While traditions may differ from culture to culture, Christmas is celebrated in more than 160 countries around the world. Wherever you are at this time of year, it’s normal to find food, drink and decorations. In the UK, though, there’s one thing we’re especially fond of: music.
While not all of the songs released at this time of year are lyrically themed around Christmas, the words they contain do tend to get stuck in peoples’ heads pretty easily. Could the same be said if they were translated into other languages, though? How about if they were translated and translated again, using some of the most well-known programs available to web users? We put it to the test…
How does the test work?
We’ve taken verses from five of the most popular Christmas songs of the last 40 years and put them through the internet’s biggest translation services, using different languages as we go. The text will be translated from English to one randomly chosen language using Google Translate, into another using Bing Translator and then back to English through Babylon.
The idea is to see just how accurate these platforms are when forced to deal with the challenges faced by most international businesses – and have a bit of festive fun!
Band Aid – Do They Know It’s Christmas? (ENGLISH > BULGARIAN > KOREAN > ENGLISH)
“It’s Christmas time; there’s no need to be afraid. At Christmas time, we let in light and we banish shade. And in our world of plenty we can spread a smile of joy. Throw your arms around the world at Christmas time.”
Becomes: “It was Christmas time; there’s no need to fear. During Christmas, we saw light and shadow. There are many of us out in the world of the joy of a smile. Spread around the world during Christmas. Your arm throw.”
The verdict: It’s just about recognisable to anyone who knows the lyrics well, but it’s in no way perfect! 5/10
Mariah Carey – All I Want for Christmas is You (ENGLISH > POLISH > HUNGARIAN > ENGLISH)
“I don’t want a lot for Christmas; there’s just one thing I need. I don’t care about presents underneath the Christmas tree. I just want you for my own, more than you could ever know. Make my wish come true; all I want for Christmas is you.”
Becomes: “I don’t want much for Christmas; only one thing that. I don’t care it is the gifts under the Christmas tree. I just want you to know, more than ever, as you want it come true for m, that all I want for Christmas is you.”
The verdict: This one certainly stretches the platforms a little more. Again, it’s possible to put two and two together, but we doubt Ms. Carey will be in a rush to re-write the song. 5/10
The Pogues & Kirsty MacColl – Fairytale of New York (ENGLISH > THAI > ITALIAN > ENGLISH)
“They got cars big as bars, they got rivers of gold; but the wind goes right through you, it’s no place for the old. When you first took my hand on a cold Christmas Eve, you promised me Broadway was waiting for me.”

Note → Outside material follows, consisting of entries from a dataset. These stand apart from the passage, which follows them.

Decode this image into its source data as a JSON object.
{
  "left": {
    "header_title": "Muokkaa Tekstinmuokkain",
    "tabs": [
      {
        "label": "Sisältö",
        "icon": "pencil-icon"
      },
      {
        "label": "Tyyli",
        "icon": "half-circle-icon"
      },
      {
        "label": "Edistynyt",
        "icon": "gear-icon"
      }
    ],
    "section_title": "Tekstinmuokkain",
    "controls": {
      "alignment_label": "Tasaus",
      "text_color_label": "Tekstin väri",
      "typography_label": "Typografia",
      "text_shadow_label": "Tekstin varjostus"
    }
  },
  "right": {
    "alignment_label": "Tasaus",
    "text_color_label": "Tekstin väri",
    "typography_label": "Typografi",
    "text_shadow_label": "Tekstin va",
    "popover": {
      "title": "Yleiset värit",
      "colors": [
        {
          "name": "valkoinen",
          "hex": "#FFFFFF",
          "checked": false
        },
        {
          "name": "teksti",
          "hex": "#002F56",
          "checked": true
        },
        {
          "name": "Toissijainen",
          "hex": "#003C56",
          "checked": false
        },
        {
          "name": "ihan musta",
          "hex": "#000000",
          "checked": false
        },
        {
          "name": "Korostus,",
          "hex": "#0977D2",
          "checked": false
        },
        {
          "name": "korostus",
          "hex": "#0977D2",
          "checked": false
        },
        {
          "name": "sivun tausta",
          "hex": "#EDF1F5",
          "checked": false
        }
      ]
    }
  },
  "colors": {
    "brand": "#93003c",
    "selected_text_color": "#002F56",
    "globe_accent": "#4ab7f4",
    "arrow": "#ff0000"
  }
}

Becomes: “Have a bar of the country. Have obtained the rivers of gold. But the wind through you. It s ǵ for Old when you took my hand in Christmas email fayen. I you have promised that Broadway I was waiting for us.”
The verdict: This one isn’t even recognisable. Also, while email technology existed in 1987, we doubt it was at the front of Shane MacGowan’s songwriting mind. 4/10
Wham! – Last Christmas (ENGLISH > GREEK > PORTUGUESE > ENGLISH)
“Last Christmas I gave you my heart, but the very next day you gave it away. This year, to save me from tears, I’ll give it to someone special.”
Becomes: “Last Christmas I gave you my heart, but the next day you gave it away. This year, to save me from tears, I’ll give to someone special.”
The verdict: The translation services did particularly well with this one, missing just one word from the original line. Good job! 9/10
Elton John – Step into Christmas (ENGLISH > PERSIAN > JAPANESE > ENGLISH)
“Step into Christmas, let’s join together, we can watch the snow fall forever and ever. Eat, drink and be merry, come along with me; step into Christmas, the admission’s free.”
Becomes: “A step to Christmas, I will participate together I can watch snow falling to see immortality. I eat and am happy when I drink. I display it with me. A step to Christmas. Entrance ntoneh.”
The verdict: OK, so we really put the three services to test here, but it’s quite clear that they failed. Immortality isn’t exactly a popular theme in any of the Christmas music we know, although we do tend to be happy when we drink. 2/10
So there you have it – the services available, while useful to some, aren’t quite cut out for translating the UK’s most loved Christmas songs back and forth between various languages. We’re fully aware that very few people will be spending their December days testing Google, Bing and Babylon in such a way, but the linguistic challenges faced by global businesses are just at complex, if not more. This is exactly why the help of a full service translation agency is so important.